The third time, it became a bit disconcerting. Everyone just assumed we wanted a boy. My husband, of course, did. (And I don’t blame him. If I had two boys, I’d want a girl!) It felt like I couldn’t win- if the ultrasound showed a boy, so many people would be so excited, it would feel like a slap in the face to my girls. And if it showed a girl, I knew we’d immediately get, “So, are you trying for a boy next?”, which would feel like a slap in the face to the girl on the way.
Which she was. Our third daughter arrived, and we had three girls under three. And the comments and questions arrived as well. So here, I present the answers, so that you may avoid the necessity of asking yourself the next time you run into a mother whose home is everything sparkly, pink, and Dora.
Frequently Asked Questions To A Mother Of Three Girls:
Q: Are you trying for a boy?
A: Without spending a whole lot of money on special sperm centrifuges, there’s little you can do to “try”. Besides, we have two toddlers and a baby. We might possibly have more on our mind than making another baby right now.
Q: Does your husband want a boy?
A: My husband loves his girls. My husband wants his girls. He wants a boy. Most guys do, or so I’m given to understand. That said, it doesn’t really matter, since he loves his girls so much and we have limited resources and cannot continue having babies until a Y chromosome hits home.
Q: Your poor husband!
A: You choose! Depending on if I like the “questioner” or not, the answer is either:
No, my LUCKY husband!
Or
Screw you.
Q: Three little girls? That must be a HANDFUL!
A: Sure. But not because they’re girls. Because I have THREE KIDS UNDER THREE!
Q: Is it true boys are easier than girls?
A: I have no clue. I only have girls. I have no basis for comparison.
Q: Well, of course, boys are easier than girls. I have two boys and they’re easy.
A: I have three girls, and they’re easy. What’s your basis for comparison?
Q: You think they’re easy now, just wait until they’re teenagers?
A: I like teenage girls.
Q: You won’t like teenage girls when they’re your own! (Bonus points here if you mention my husband and a shotgun, the syncing of menstrual cycles and PMS, or how slutty your own daughter was as a teenager and/or how much she hated you).
A: Seriously, Negative Nancy, get off my back. They’re toddlers and a baby. Let’s give them the benefit of the doubt!
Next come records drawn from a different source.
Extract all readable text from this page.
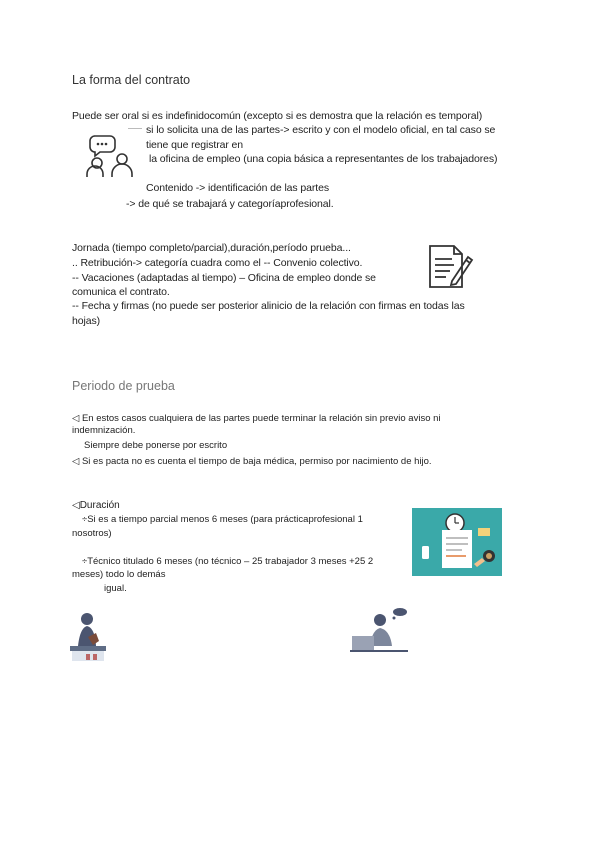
La forma del contrato
Puede ser oral si es indefinidocomún (excepto si es demostra que la relación es temporal)
si lo solicita una de las partes-> escrito y con el modelo oficial, en tal caso se
tiene que registrar en
la oficina de empleo (una copia básica a representantes de los trabajadores)
Contenido -> identificación de las partes
-> de qué se trabajará y categoríaprofesional.
Jornada (tiempo completo/parcial),duración,período prueba...
.. Retribución-> categoría cuadra como el -- Convenio colectivo.
-- Vacaciones (adaptadas al tiempo) – Oficina de empleo donde se
comunica el contrato.
-- Fecha y firmas (no puede ser posterior alinicio de la relación con firmas en todas las
hojas)
Periodo de prueba
◁ En estos casos cualquiera de las partes puede terminar la relación sin previo aviso ni
indemnización.
Siempre debe ponerse por escrito
◁ Si es pacta no es cuenta el tiempo de baja médica, permiso por nacimiento de hijo.
◁Duración
÷Si es a tiempo parcial menos 6 meses (para prácticaprofesional 1
nosotros)
÷Técnico titulado 6 meses (no técnico – 25 trabajador 3 meses +25 2
meses) todo lo demás
igual.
Q: Do you wish you had a boy?
A: No. No, I really don’t. In a way I wish my husband could have a son to share guy things with, but given that I watch sports, drink beer, and play video games, I don’t think he’ll be hurting for every experience. And there are days I turn around and see him setting a crown on someone’s head, or talking to a My Little Pony, and I know he’s just fine.
I really don’t feel anything missing from my life. I love pink and sparkles and princesses. I think little boy clothing just isn’t all that interesting. I love ballerina tutus and fairies and dancing and flowers.
And even if I were starved for a boy in theory… the kids in my house aren’t my GIRLS. They’re MY girls. I wouldn’t want them to be any different, because they’re my babies and I love them to pieces.
The questions will likely never stop, and my husband says I shouldn’t be so touchy. I’m not touchy, I’m a mom. I just can’t understand how anyone could think I consider my kids any less than perfect and complete the way they are- pink and sparkly and all mine.